1 – Le 26 novembre 2009 est publié par le Gouvernement irlandais une enquête sur la région de Dublin. Les plaintes d’environ 450 victimes d’abus sexuels impliquant 152 prêtres de la région de Dublin ont été étudiées. Ce rapport est l’œuvre de la juge Yvonne Murphy, qui travaille depuis 2006 sur les abus sexuels commis par des prêtres dans le seul diocèse de Dublin, pour la période allant de 1975 à 2004. Il contient une vingtaine de monographies de prêtres déjà accusés d’agression sur mineur. Ces monographies sont bien faites et montrent l’étendue du problème auquel l’épiscopat irlandais aurait dû faire face, ce qu’il n’a pas pu ou n’a pas su faire dans les années antérieures à 2000.

2 – Voir le Motu proprio du pape François, Vos estis lux mundi, donné à Rome le 7 mai 2019, sur le devoir et la charge des évêques face aux abus sexuels.

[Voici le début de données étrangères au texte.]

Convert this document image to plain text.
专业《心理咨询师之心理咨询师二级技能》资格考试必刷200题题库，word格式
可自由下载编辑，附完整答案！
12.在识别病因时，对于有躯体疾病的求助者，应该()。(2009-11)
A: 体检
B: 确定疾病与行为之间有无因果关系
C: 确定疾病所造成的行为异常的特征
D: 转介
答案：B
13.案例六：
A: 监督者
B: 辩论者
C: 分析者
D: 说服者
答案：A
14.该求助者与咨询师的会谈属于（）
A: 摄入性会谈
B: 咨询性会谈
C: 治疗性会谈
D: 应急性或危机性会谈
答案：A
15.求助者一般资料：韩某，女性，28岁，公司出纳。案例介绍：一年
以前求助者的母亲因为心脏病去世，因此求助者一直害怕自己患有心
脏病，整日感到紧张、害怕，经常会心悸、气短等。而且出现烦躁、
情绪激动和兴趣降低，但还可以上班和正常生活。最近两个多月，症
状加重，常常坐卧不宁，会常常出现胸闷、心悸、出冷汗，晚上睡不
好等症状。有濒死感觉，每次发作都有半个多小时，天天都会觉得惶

3 – En 2000, les articles du Boston Globe (plus de 200) accusèrent les autorités du diocèse de Boston de négligence envers les prêtres pédophiles et d’indifférence envers les victimes d’abus sexuel. Le scandale s’amplifia et, en 2001, le cardinal Law reconnut publiquement qu’il avait reçu une lettre qui portait plainte contre un prêtre, le Père Johnny Geoganh, pour abus sexuel. Il l’avait alors changé de paroisse. Cet aveu s’accompagnait d’excuses envers les victimes. Cependant, l’aveu déclencha une avalanche de protestations telle que, finalement, Jean-Paul II accepta la démission du cardinal Law, dont la situation était devenue ingérable dans son propre diocèse. Déjà, il avait dû régler les amendes judiciaires des 86 victimes de Geaganh, ce qui coûta 10 millions de dollars US à l’archevêché. Son successeur, le cardinal O’Malley, finit le travail en indemnisant 552 victimes pour la jolie somme de 85 millions de dollars.

4Federal Drugs Administration, le puissant organisme américain qui donne son accord à la vente d’un nouveau médicament.

5 – Gilles Deleuze, L’Anti-Œdipe, Minuit, Édition du Kindle, emplacement 40.

6 – Isabelle de Gaulmyn, Histoire d’un silence, Seuil, 2016, p. 74.